2. L’affirmation d’une ontologie commune aux anarchistes
C’est une approche toute différente qu’adopte Daniel Colson. A partir de l’histoire et des textes anarchistes [2], il dégage un fond commun, une série d’affirmations qui font écho entre elles. Selon lui, l’anarchiste a sa propre conception du monde, et il en parle.
Il comprend la vie à partir de la pratique, de la matérialité des êtres, des choses, des situations, des événements et du projet anarchiste. Il ne sépare pas l’abstrait du réel : le fantastique, la folie, mais aussi la poésie font partie du monde.
Cette connaissance est radicalement originale. Elle repose sur deux prémisses implicites :
1. Absence de principe premier, de commencement, et donc de cause première.
2. L’être est fugitif, en changement perpétuel.
Elle rejette tout recours à la transcendance, toute méta-physique, tout premier "grand principe", Dieu, la Matière, l’Être, le Moi.

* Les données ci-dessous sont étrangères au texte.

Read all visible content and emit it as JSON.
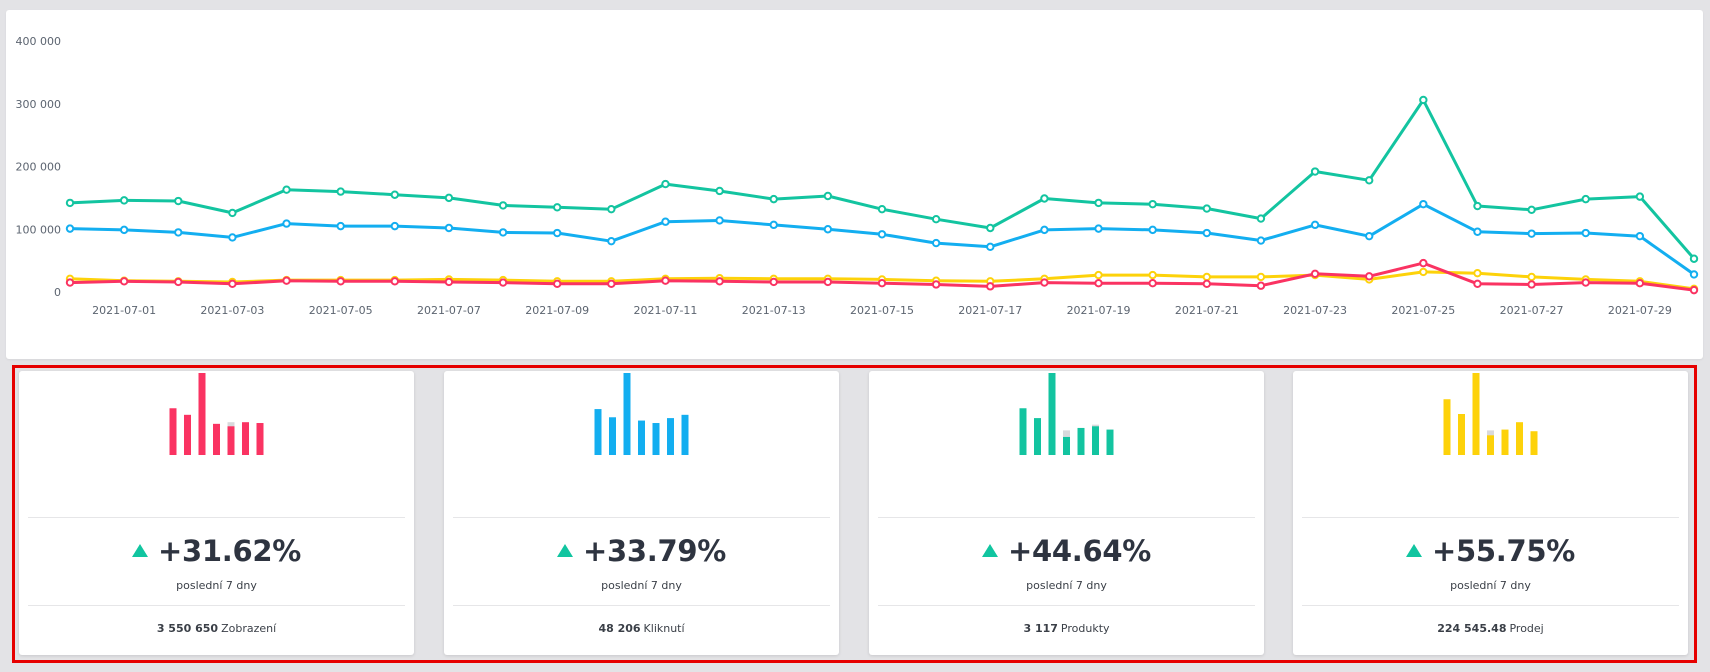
{
  "chart_data": {
    "type": "line",
    "x": [
      "2021-06-30",
      "2021-07-01",
      "2021-07-02",
      "2021-07-03",
      "2021-07-04",
      "2021-07-05",
      "2021-07-06",
      "2021-07-07",
      "2021-07-08",
      "2021-07-09",
      "2021-07-10",
      "2021-07-11",
      "2021-07-12",
      "2021-07-13",
      "2021-07-14",
      "2021-07-15",
      "2021-07-16",
      "2021-07-17",
      "2021-07-18",
      "2021-07-19",
      "2021-07-20",
      "2021-07-21",
      "2021-07-22",
      "2021-07-23",
      "2021-07-24",
      "2021-07-25",
      "2021-07-26",
      "2021-07-27",
      "2021-07-28",
      "2021-07-29",
      "2021-07-30"
    ],
    "xtick_labels": [
      "2021-07-01",
      "2021-07-03",
      "2021-07-05",
      "2021-07-07",
      "2021-07-09",
      "2021-07-11",
      "2021-07-13",
      "2021-07-15",
      "2021-07-17",
      "2021-07-19",
      "2021-07-21",
      "2021-07-23",
      "2021-07-25",
      "2021-07-27",
      "2021-07-29"
    ],
    "ytick_labels": [
      "0",
      "100 000",
      "200 000",
      "300 000",
      "400 000"
    ],
    "ylim": [
      0,
      400000
    ],
    "grid": false,
    "series": [
      {
        "color": "#13c4a0",
        "values": [
          142000,
          146000,
          145000,
          126000,
          163000,
          160000,
          155000,
          150000,
          138000,
          135000,
          132000,
          172000,
          161000,
          148000,
          153000,
          132000,
          116000,
          102000,
          149000,
          142000,
          140000,
          133000,
          117000,
          192000,
          178000,
          306000,
          137000,
          131000,
          148000,
          152000,
          53000
        ]
      },
      {
        "color": "#13aef0",
        "values": [
          101000,
          99000,
          95000,
          87000,
          109000,
          105000,
          105000,
          102000,
          95000,
          94000,
          81000,
          112000,
          114000,
          107000,
          100000,
          92000,
          78000,
          72000,
          99000,
          101000,
          99000,
          94000,
          82000,
          107000,
          89000,
          140000,
          96000,
          93000,
          94000,
          89000,
          28000
        ]
      },
      {
        "color": "#fdd20a",
        "values": [
          21000,
          18000,
          17000,
          16000,
          19000,
          19000,
          19000,
          20000,
          19000,
          17000,
          17000,
          21000,
          22000,
          21000,
          21000,
          20000,
          18000,
          17000,
          21000,
          27000,
          27000,
          24000,
          24000,
          27000,
          20000,
          32000,
          30000,
          24000,
          20000,
          17000,
          5000
        ]
      },
      {
        "color": "#fa3362",
        "values": [
          15000,
          17000,
          16000,
          13000,
          18000,
          17000,
          17000,
          16000,
          15000,
          13000,
          13000,
          18000,
          17000,
          16000,
          16000,
          14000,
          12000,
          9000,
          15000,
          14000,
          14000,
          13000,
          10000,
          29000,
          25000,
          46000,
          13000,
          12000,
          15000,
          14000,
          3000
        ]
      }
    ]
  },
  "cards": [
    {
      "color": "#fa3362",
      "delta": "+31.62%",
      "period": "poslední 7 dny",
      "total_value": "3 550 650",
      "total_label": "Zobrazení",
      "bars": [
        0.57,
        0.49,
        1.0,
        0.38,
        0.35,
        0.4,
        0.39
      ],
      "bars_prev": [
        null,
        null,
        null,
        null,
        0.4,
        null,
        null
      ]
    },
    {
      "color": "#13aef0",
      "delta": "+33.79%",
      "period": "poslední 7 dny",
      "total_value": "48 206",
      "total_label": "Kliknutí",
      "bars": [
        0.56,
        0.46,
        1.0,
        0.42,
        0.39,
        0.45,
        0.49
      ],
      "bars_prev": [
        null,
        null,
        null,
        null,
        null,
        null,
        null
      ]
    },
    {
      "color": "#13c4a0",
      "delta": "+44.64%",
      "period": "poslední 7 dny",
      "total_value": "3 117",
      "total_label": "Produkty",
      "bars": [
        0.57,
        0.45,
        1.0,
        0.22,
        0.33,
        0.35,
        0.31
      ],
      "bars_prev": [
        null,
        null,
        null,
        0.3,
        null,
        0.37,
        null
      ]
    },
    {
      "color": "#fdd20a",
      "delta": "+55.75%",
      "period": "poslední 7 dny",
      "total_value": "224 545.48",
      "total_label": "Prodej",
      "bars": [
        0.68,
        0.5,
        1.0,
        0.24,
        0.31,
        0.4,
        0.29
      ],
      "bars_prev": [
        null,
        null,
        null,
        0.3,
        null,
        null,
        null
      ]
    }
  ]
}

Cette position de Colson n’est pas forcément partagée par d’autres. Certains penseurs jugent que l’anarchisme est avant tout, par exemple, une philosophie politique ; d’autres le considèrent comme un choix éthique.

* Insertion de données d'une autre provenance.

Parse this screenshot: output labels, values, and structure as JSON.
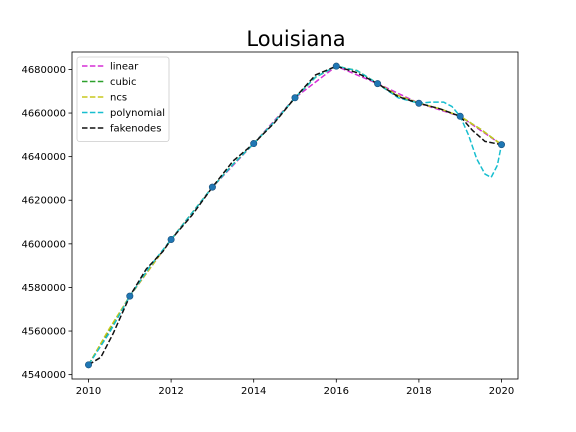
{
  "chart_data": {
    "type": "line",
    "title": "Louisiana",
    "xlabel": "",
    "ylabel": "",
    "xlim": [
      2009.6,
      2020.4
    ],
    "ylim": [
      4538000,
      4688000
    ],
    "x_ticks": [
      2010,
      2012,
      2014,
      2016,
      2018,
      2020
    ],
    "y_ticks": [
      4540000,
      4560000,
      4580000,
      4600000,
      4620000,
      4640000,
      4660000,
      4680000
    ],
    "grid": false,
    "legend_position": "top-left",
    "points": {
      "x": [
        2010,
        2011,
        2012,
        2013,
        2014,
        2015,
        2016,
        2017,
        2018,
        2019,
        2020
      ],
      "y": [
        4544500,
        4576000,
        4602000,
        4626000,
        4646000,
        4667000,
        4681500,
        4673500,
        4664500,
        4658500,
        4645500
      ],
      "color": "#1f77b4"
    },
    "series": [
      {
        "name": "linear",
        "color": "#d62fd6",
        "x": [
          2010,
          2011,
          2012,
          2013,
          2014,
          2015,
          2016,
          2017,
          2018,
          2019,
          2020
        ],
        "y": [
          4544500,
          4576000,
          4602000,
          4626000,
          4646000,
          4667000,
          4681500,
          4673500,
          4664500,
          4658500,
          4645500
        ]
      },
      {
        "name": "cubic",
        "color": "#2ca02c",
        "x": [
          2010,
          2010.5,
          2011,
          2011.5,
          2012,
          2012.5,
          2013,
          2013.5,
          2014,
          2014.5,
          2015,
          2015.5,
          2016,
          2016.5,
          2017,
          2017.5,
          2018,
          2018.5,
          2019,
          2019.5,
          2020
        ],
        "y": [
          4544500,
          4560500,
          4576000,
          4589500,
          4602000,
          4614000,
          4626000,
          4636500,
          4646000,
          4656000,
          4667000,
          4676500,
          4681500,
          4679500,
          4673500,
          4668000,
          4664500,
          4662000,
          4658500,
          4652500,
          4645500
        ]
      },
      {
        "name": "ncs",
        "color": "#c8c81e",
        "x": [
          2010,
          2010.5,
          2011,
          2011.5,
          2012,
          2012.5,
          2013,
          2013.5,
          2014,
          2014.5,
          2015,
          2015.5,
          2016,
          2016.5,
          2017,
          2017.5,
          2018,
          2018.5,
          2019,
          2019.5,
          2020
        ],
        "y": [
          4544500,
          4561000,
          4576000,
          4589000,
          4602000,
          4614000,
          4626000,
          4636500,
          4646000,
          4656000,
          4667000,
          4676500,
          4681500,
          4679500,
          4673500,
          4668000,
          4664500,
          4662000,
          4658500,
          4652500,
          4645500
        ]
      },
      {
        "name": "polynomial",
        "color": "#17becf",
        "x": [
          2010,
          2010.5,
          2011,
          2011.5,
          2012,
          2012.5,
          2013,
          2013.5,
          2014,
          2014.5,
          2015,
          2015.5,
          2016,
          2016.5,
          2017,
          2017.5,
          2018,
          2018.3,
          2018.6,
          2018.8,
          2019,
          2019.2,
          2019.4,
          2019.6,
          2019.75,
          2019.9,
          2020
        ],
        "y": [
          4544500,
          4559000,
          4576000,
          4590000,
          4602000,
          4614000,
          4626000,
          4636500,
          4646000,
          4656000,
          4667000,
          4676500,
          4681500,
          4679500,
          4673500,
          4667000,
          4664500,
          4665000,
          4665000,
          4663000,
          4658500,
          4650000,
          4639000,
          4632000,
          4630500,
          4636000,
          4645500
        ]
      },
      {
        "name": "fakenodes",
        "color": "#111111",
        "x": [
          2010,
          2010.3,
          2010.6,
          2011,
          2011.4,
          2011.8,
          2012,
          2012.5,
          2013,
          2013.5,
          2014,
          2014.5,
          2015,
          2015.5,
          2016,
          2016.5,
          2017,
          2017.5,
          2018,
          2018.5,
          2019,
          2019.3,
          2019.6,
          2020
        ],
        "y": [
          4544500,
          4548000,
          4559000,
          4576000,
          4588500,
          4596500,
          4602000,
          4613000,
          4626000,
          4638000,
          4646000,
          4655500,
          4667000,
          4677500,
          4681500,
          4678500,
          4673500,
          4667500,
          4664500,
          4662000,
          4658500,
          4652000,
          4647000,
          4645500
        ]
      }
    ]
  }
}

On peut aussi conclure que cette position exclut l’anarchisme religieux, par exemple les anarcho-catholiques aux Etats-Unis. A quoi l’on pourrait répondre que si une personne croit en un Dieu, cette croyance est une réalité qui a aussi son efficacité. Il est évident que l’histoire n’est pas guidée seulement par les événements, mais aussi par les idées vraies ou fausses que l’on se fait du monde et de son avenir. La paranoïa d’un multimilliardaire, l’anticipation erronée d’un commercial, la communion d’un soufi avec le divin, le rêve d’un Huron font partie de leur réalité, et donc aussi de celle des autres.
3. La nécessité d’une ontologie anarchiste essentielle
Hakim Bey, lui, pense au contraire qu’il faut s’écarter de l’anarchisme qui se dit tel et adopter une vraie ontologie anarchiste. Si l’ontologie est notre compréhension de la réalité, celle-ci est chaos et créativité à la fois. Les subjectivités anarchistes doivent donc s’imposer cette ontologie.

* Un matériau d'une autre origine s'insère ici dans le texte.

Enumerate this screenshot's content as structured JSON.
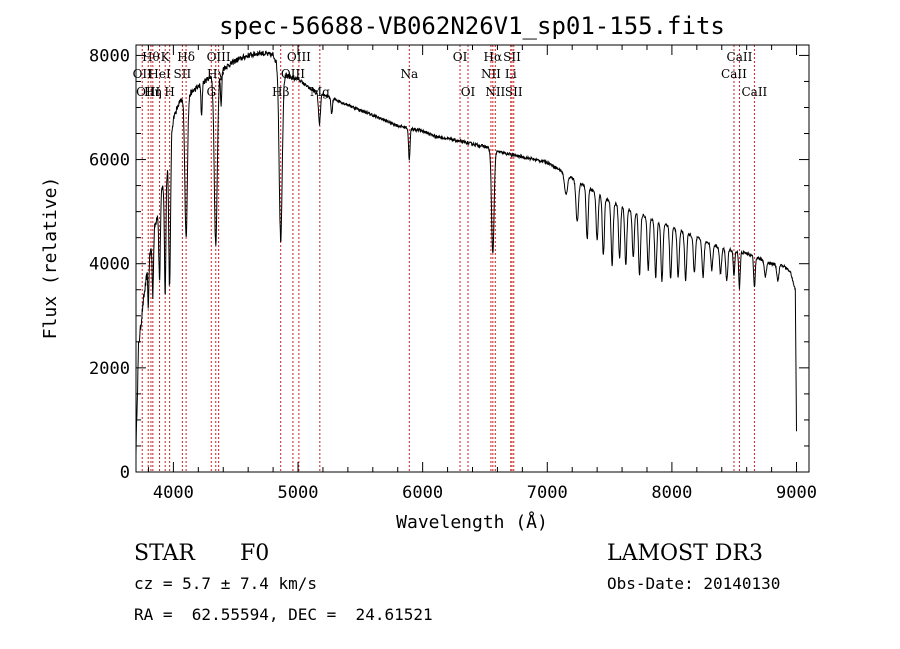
{
  "chart_data": {
    "type": "line",
    "title": "spec-56688-VB062N26V1_sp01-155.fits",
    "xlabel": "Wavelength (Å)",
    "ylabel": "Flux (relative)",
    "xlim": [
      3700,
      9100
    ],
    "ylim": [
      0,
      8200
    ],
    "xticks": [
      4000,
      5000,
      6000,
      7000,
      8000,
      9000
    ],
    "yticks": [
      0,
      2000,
      4000,
      6000,
      8000
    ],
    "xtick_labels": [
      "4000",
      "5000",
      "6000",
      "7000",
      "8000",
      "9000"
    ],
    "ytick_labels": [
      "0",
      "2000",
      "4000",
      "6000",
      "8000"
    ],
    "series": [
      {
        "name": "flux",
        "color": "#000000",
        "continuum": {
          "x": [
            3700,
            3720,
            3760,
            3800,
            3850,
            3900,
            3950,
            4000,
            4050,
            4100,
            4200,
            4300,
            4400,
            4500,
            4600,
            4700,
            4800,
            4900,
            5000,
            5100,
            5200,
            5300,
            5400,
            5500,
            5600,
            5700,
            5800,
            5900,
            6000,
            6100,
            6200,
            6300,
            6400,
            6500,
            6600,
            6700,
            6800,
            6900,
            7000,
            7100,
            7200,
            7300,
            7400,
            7500,
            7600,
            7700,
            7800,
            7900,
            8000,
            8100,
            8200,
            8300,
            8400,
            8500,
            8600,
            8700,
            8800,
            8900,
            8950,
            8990,
            9000
          ],
          "y": [
            400,
            2400,
            3300,
            4000,
            4700,
            5300,
            5900,
            6800,
            7100,
            7200,
            7400,
            7600,
            7750,
            7900,
            8000,
            8050,
            8000,
            7600,
            7550,
            7350,
            7250,
            7150,
            7050,
            6950,
            6850,
            6750,
            6650,
            6600,
            6550,
            6450,
            6400,
            6350,
            6300,
            6250,
            6150,
            6100,
            6050,
            6000,
            5950,
            5800,
            5650,
            5500,
            5350,
            5200,
            5100,
            5000,
            4900,
            4800,
            4700,
            4600,
            4500,
            4400,
            4300,
            4250,
            4200,
            4100,
            4000,
            3950,
            3850,
            3500,
            800
          ]
        },
        "absorption_lines": [
          {
            "center": 3799,
            "depth": 800,
            "width": 4
          },
          {
            "center": 3835,
            "depth": 1100,
            "width": 5
          },
          {
            "center": 3889,
            "depth": 1500,
            "width": 6
          },
          {
            "center": 3934,
            "depth": 2300,
            "width": 6
          },
          {
            "center": 3970,
            "depth": 2700,
            "width": 7
          },
          {
            "center": 4102,
            "depth": 2700,
            "width": 10
          },
          {
            "center": 4226,
            "depth": 600,
            "width": 5
          },
          {
            "center": 4340,
            "depth": 3300,
            "width": 12
          },
          {
            "center": 4383,
            "depth": 700,
            "width": 5
          },
          {
            "center": 4861,
            "depth": 3300,
            "width": 12
          },
          {
            "center": 5172,
            "depth": 600,
            "width": 8
          },
          {
            "center": 5270,
            "depth": 300,
            "width": 6
          },
          {
            "center": 5893,
            "depth": 600,
            "width": 6
          },
          {
            "center": 6563,
            "depth": 2000,
            "width": 10
          },
          {
            "center": 7150,
            "depth": 400,
            "width": 12
          },
          {
            "center": 7240,
            "depth": 800,
            "width": 10
          },
          {
            "center": 7320,
            "depth": 1000,
            "width": 8
          },
          {
            "center": 7400,
            "depth": 900,
            "width": 8
          },
          {
            "center": 7450,
            "depth": 1100,
            "width": 8
          },
          {
            "center": 7520,
            "depth": 1200,
            "width": 8
          },
          {
            "center": 7580,
            "depth": 1000,
            "width": 8
          },
          {
            "center": 7630,
            "depth": 1100,
            "width": 8
          },
          {
            "center": 7690,
            "depth": 900,
            "width": 8
          },
          {
            "center": 7740,
            "depth": 1200,
            "width": 8
          },
          {
            "center": 7810,
            "depth": 1000,
            "width": 8
          },
          {
            "center": 7870,
            "depth": 1100,
            "width": 8
          },
          {
            "center": 7920,
            "depth": 1100,
            "width": 8
          },
          {
            "center": 7990,
            "depth": 1000,
            "width": 8
          },
          {
            "center": 8050,
            "depth": 900,
            "width": 8
          },
          {
            "center": 8110,
            "depth": 900,
            "width": 8
          },
          {
            "center": 8180,
            "depth": 700,
            "width": 8
          },
          {
            "center": 8250,
            "depth": 700,
            "width": 8
          },
          {
            "center": 8320,
            "depth": 500,
            "width": 8
          },
          {
            "center": 8390,
            "depth": 500,
            "width": 8
          },
          {
            "center": 8440,
            "depth": 600,
            "width": 8
          },
          {
            "center": 8498,
            "depth": 500,
            "width": 6
          },
          {
            "center": 8542,
            "depth": 700,
            "width": 6
          },
          {
            "center": 8662,
            "depth": 600,
            "width": 6
          },
          {
            "center": 8750,
            "depth": 300,
            "width": 8
          },
          {
            "center": 8850,
            "depth": 300,
            "width": 8
          }
        ]
      }
    ],
    "marker_lines": [
      {
        "x": 3750,
        "label": "OII",
        "row": 1
      },
      {
        "x": 3798,
        "label": "OIII",
        "row": 2
      },
      {
        "x": 3820,
        "label": "Hθ",
        "row": 0
      },
      {
        "x": 3835,
        "label": "Hη",
        "row": 2
      },
      {
        "x": 3889,
        "label": "HeI",
        "row": 1
      },
      {
        "x": 3934,
        "label": "K",
        "row": 0
      },
      {
        "x": 3970,
        "label": "H",
        "row": 2
      },
      {
        "x": 4072,
        "label": "SII",
        "row": 1
      },
      {
        "x": 4102,
        "label": "Hδ",
        "row": 0
      },
      {
        "x": 4304,
        "label": "G",
        "row": 2
      },
      {
        "x": 4340,
        "label": "Hγ",
        "row": 1
      },
      {
        "x": 4363,
        "label": "OIII",
        "row": 0
      },
      {
        "x": 4861,
        "label": "Hβ",
        "row": 2
      },
      {
        "x": 4959,
        "label": "OIII",
        "row": 1
      },
      {
        "x": 5007,
        "label": "OIII",
        "row": 0
      },
      {
        "x": 5175,
        "label": "Mg",
        "row": 2
      },
      {
        "x": 5893,
        "label": "Na",
        "row": 1
      },
      {
        "x": 6300,
        "label": "OI",
        "row": 0
      },
      {
        "x": 6364,
        "label": "OI",
        "row": 2
      },
      {
        "x": 6548,
        "label": "NII",
        "row": 1
      },
      {
        "x": 6563,
        "label": "Hα",
        "row": 0
      },
      {
        "x": 6583,
        "label": "NII",
        "row": 2
      },
      {
        "x": 6707,
        "label": "Li",
        "row": 1
      },
      {
        "x": 6717,
        "label": "SII",
        "row": 0
      },
      {
        "x": 6731,
        "label": "SII",
        "row": 2
      },
      {
        "x": 8498,
        "label": "CaII",
        "row": 1
      },
      {
        "x": 8542,
        "label": "CaII",
        "row": 0
      },
      {
        "x": 8662,
        "label": "CaII",
        "row": 2
      }
    ]
  },
  "info": {
    "object_class": "STAR",
    "subclass": "F0",
    "redshift": "cz = 5.7 ± 7.4 km/s",
    "coords": "RA =  62.55594, DEC =  24.61521",
    "survey": "LAMOST DR3",
    "obs_date": "Obs-Date: 20140130"
  },
  "colors": {
    "marker_line": "#cc2222",
    "axis": "#000000",
    "spectrum": "#000000"
  }
}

Inspiré par la tradition ésotérique dont il a jadis rencontré quelques grandes figures, il veut confronter la subjectivité individuelle aux conceptions les plus anciennes de l’humanité.Il faut faire exploser les fondations intérieures de l’individu, son désir de dominer mais aussi le désir d’être dominé. Au contraire du rêve utopique, l’esprit utopique peut susciter ce chaos créatif. A l’écart des révolutions, qui aboutissent à une confrontation entre deux camps, chacun avec sa propre volonté hégémonique, l’anarchisme ontologique pourra prendre les multiples formes de terrorisme poétique pour saboter les archétypes de nos sociétés. Il ne s’agit plus de se placer au niveau des discours et de la rationalité, mais à celui des images et des symboles parodiques et insurrectionnels.
Conclusion
L’ontologie a ainsi suscité des attitudes fort différentes chez les anarchistes. Elles relèvent sans doute de leur époque, de leur vécu et de leur sensibilité respectives. Pourtant, au-delà des divergences, on retrouve des convergences plus profondes : le regard sur le monde accorde une place essentielle aux questions d’ordre et de chaos, d’harmonie et de transformation sociale.
Ronald Creagh
Voir : Y a-t-il une ontologie anarchiste ?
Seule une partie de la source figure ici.